Wer kennt sie nicht, die wilden Botschaften der Etiketten. Es ist gar nicht so einfach, ein Etikett richtig zu lesen. Es erfordert viel Wissen und detektivische Gene, um dessen Botschaften zu entschlüsseln.

Folgendes ist auf dem Etikett zu finden:

  1. Laut Gesetzgeber müssen alle Zutaten die das Produkt enthält, draufstehen.
  2. Eine Nährwertkennzeichnung befindet sich auf den meisten Produkten, die Hersteller sind dazu aber nicht verpflichtet. Kaloriengehalt und sechs Nährstoffe (Fett, gesättigte Fettsäuren, Kohlenhydrate, Zucker, Eiweiß und Salz) des Lebensmittels müssen in einer Tabelle angegeben werden. Neben den Nährwerten pro 100 Gramm bzw. Milliliter werden oft auch Nährwerte pro Portion und deren Anteil am täglichen Bedarf angegeben.
  3. Oft enthalten sind zudem Werbe versprechen zum Nährstoffgehalt oder (scheinbar) gesundheitliche Vorteile des Produktes: Diese werden oft grafisch hervorgehoben, beispielsweise: »30 % weniger Zucker« oder »Mit natürlicher Fruchtsüße«. Dort sollte man besonders schauen, was dahinter steckt.

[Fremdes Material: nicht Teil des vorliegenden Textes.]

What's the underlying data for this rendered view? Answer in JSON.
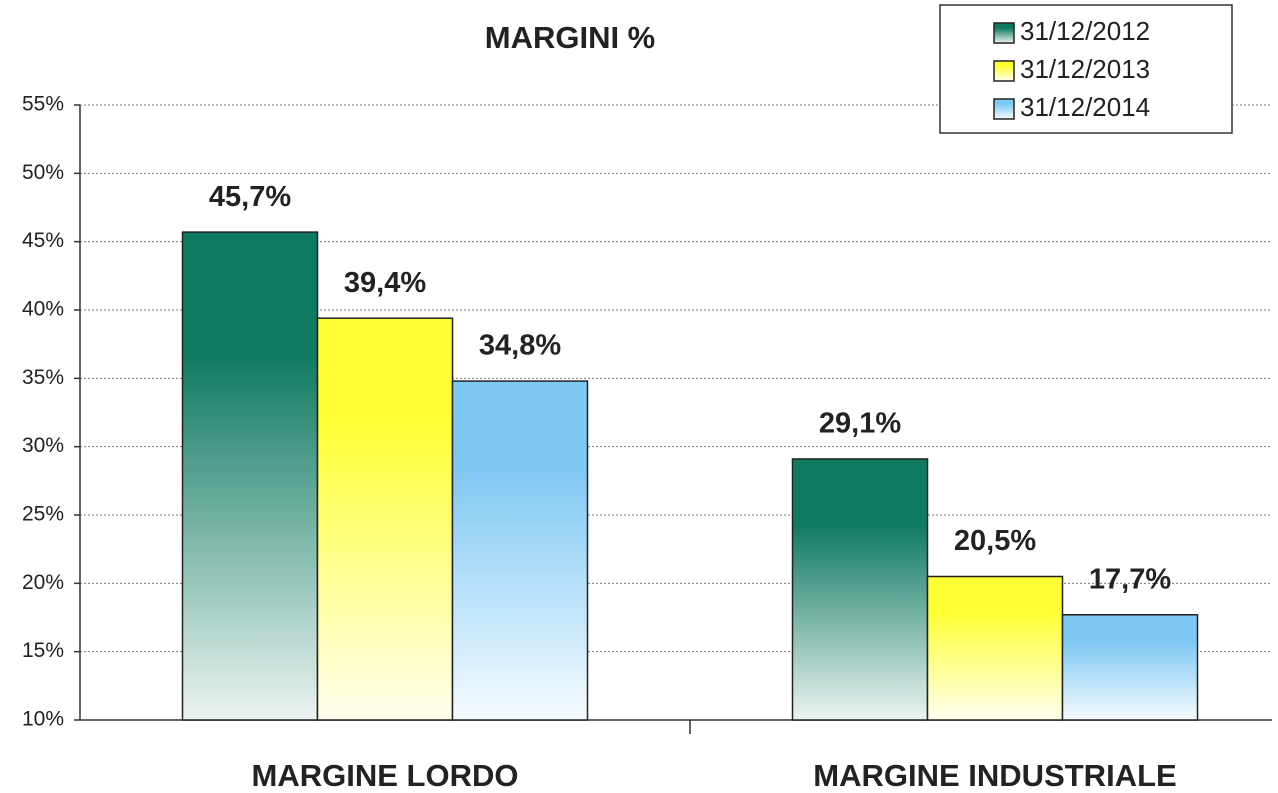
{
  "chart_data": {
    "type": "bar",
    "title": "MARGINI %",
    "categories": [
      "MARGINE LORDO",
      "MARGINE INDUSTRIALE"
    ],
    "series": [
      {
        "name": "31/12/2012",
        "color": "#0e7a60",
        "values": [
          45.7,
          29.1
        ],
        "value_labels": [
          "45,7%",
          "29,1%"
        ]
      },
      {
        "name": "31/12/2013",
        "color": "#ffff33",
        "values": [
          39.4,
          20.5
        ],
        "value_labels": [
          "39,4%",
          "20,5%"
        ]
      },
      {
        "name": "31/12/2014",
        "color": "#7ec8f4",
        "values": [
          34.8,
          17.7
        ],
        "value_labels": [
          "34,8%",
          "17,7%"
        ]
      }
    ],
    "ylim": [
      10,
      55
    ],
    "yticks": [
      {
        "value": 10,
        "label": "10%"
      },
      {
        "value": 15,
        "label": "15%"
      },
      {
        "value": 20,
        "label": "20%"
      },
      {
        "value": 25,
        "label": "25%"
      },
      {
        "value": 30,
        "label": "30%"
      },
      {
        "value": 35,
        "label": "35%"
      },
      {
        "value": 40,
        "label": "40%"
      },
      {
        "value": 45,
        "label": "45%"
      },
      {
        "value": 50,
        "label": "50%"
      },
      {
        "value": 55,
        "label": "55%"
      }
    ],
    "grid": true,
    "legend": "top-right"
  }
}
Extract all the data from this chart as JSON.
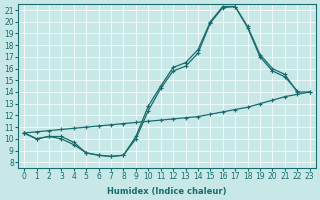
{
  "xlabel": "Humidex (Indice chaleur)",
  "background_color": "#c8e8e8",
  "line_color": "#1a6b6b",
  "xlim": [
    -0.5,
    23.5
  ],
  "ylim": [
    7.5,
    21.5
  ],
  "yticks": [
    8,
    9,
    10,
    11,
    12,
    13,
    14,
    15,
    16,
    17,
    18,
    19,
    20,
    21
  ],
  "xticks": [
    0,
    1,
    2,
    3,
    4,
    5,
    6,
    7,
    8,
    9,
    10,
    11,
    12,
    13,
    14,
    15,
    16,
    17,
    18,
    19,
    20,
    21,
    22,
    23
  ],
  "curveA_x": [
    0,
    1,
    2,
    3,
    4,
    5,
    6,
    7,
    8,
    9,
    10,
    11,
    12,
    13,
    14,
    15,
    16,
    17,
    18,
    19,
    20,
    21,
    22
  ],
  "curveA_y": [
    10.5,
    10.0,
    10.2,
    10.2,
    9.7,
    8.8,
    8.6,
    8.5,
    8.6,
    10.0,
    12.4,
    14.3,
    15.8,
    16.2,
    17.3,
    19.9,
    21.2,
    21.3,
    19.5,
    17.0,
    15.8,
    15.3,
    14.1
  ],
  "curveB_x": [
    0,
    1,
    2,
    3,
    4,
    5,
    6,
    7,
    8,
    9,
    10,
    11,
    12,
    13,
    14,
    15,
    16,
    17,
    18,
    19,
    20,
    21,
    22,
    23
  ],
  "curveB_y": [
    10.5,
    10.0,
    10.2,
    10.0,
    9.5,
    8.8,
    8.6,
    8.5,
    8.6,
    10.2,
    12.8,
    14.5,
    16.1,
    16.5,
    17.6,
    20.0,
    21.3,
    21.3,
    19.6,
    17.2,
    16.0,
    15.5,
    14.0,
    14.0
  ],
  "curveC_x": [
    0,
    1,
    2,
    3,
    4,
    5,
    6,
    7,
    8,
    9,
    10,
    11,
    12,
    13,
    14,
    15,
    16,
    17,
    18,
    19,
    20,
    21,
    22,
    23
  ],
  "curveC_y": [
    10.5,
    10.6,
    10.7,
    10.8,
    10.9,
    11.0,
    11.1,
    11.2,
    11.3,
    11.4,
    11.5,
    11.6,
    11.7,
    11.8,
    11.9,
    12.1,
    12.3,
    12.5,
    12.7,
    13.0,
    13.3,
    13.6,
    13.8,
    14.0
  ]
}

Wenn Zucker in einer Zutatenliste gar nicht oder nur auf einem der hinteren Plätze auftaucht – kann man dann sicher sein, dass nicht viel Zucker enthalten ist?
Der Zuckergehalt kann sich aus verschiedenen Zuckerquellen speisen. Beispielsweise sind in einem Produkt »Zucker, Fruchtzucker und Milchzucker« enthalten. Darum ist deren Gewichtsanteil am Lebensmittel relativ gering – sie rutschen auf der Zutatenliste nach hinten. Bei vielen süßenden Zutaten findet sich der Begriff »Zucker« nicht im Namen. Daher ist nicht ohne Weiteres zu erkennen, dass sie zum Zuckergehalt beitragen, etwa Dextrose, Dicksaft, Fruktose, Glukose, Joghurtpulver, Laktose, Magermilchpulver, Maltose, Oligofruktose oder Saccharose. Zucker hat über 100 verschiedene Namen. Zutaten wie getrocknete Früchte, Schokoladenspäne oder Fruchtpüree tragen ebenfalls zum Zuckergehalt bei.
Alle enthaltenen Zutaten müssen in absteigender Reihenfolge aufgeführt werden: Die Zutat mit dem größten Gewichtsanteil steht also an erster Stelle. Angaben über den prozentualen Anteil der Zutaten sind nur vorgeschrieben, wenn diese Zutaten auf der Packung abgebildet oder besonders betont werden. Steht also auf einem Müsliriegel »Mit Honig«, muss in der Zutatenliste angegeben werden, wie viel Prozent Honig im Produkt stecken.
Viele der verzuckerten und viel zu teuren Produkte lassen sich ganz leicht selbstherstellen.

 

Kokosjoghurt

Kokosjoghurt ist lecker, aber auch teuer. Darum bietet es sich an, ihn selbst herzustellen. Im Vergleich zum Original gibt es kaum einen Unterschied. Der Joghurt ist schön cremig. Für ein top Ergebnis sind die Ausgangsprodukte entscheidend. Darum sollte die Kokosmilch von bester Qualität sein.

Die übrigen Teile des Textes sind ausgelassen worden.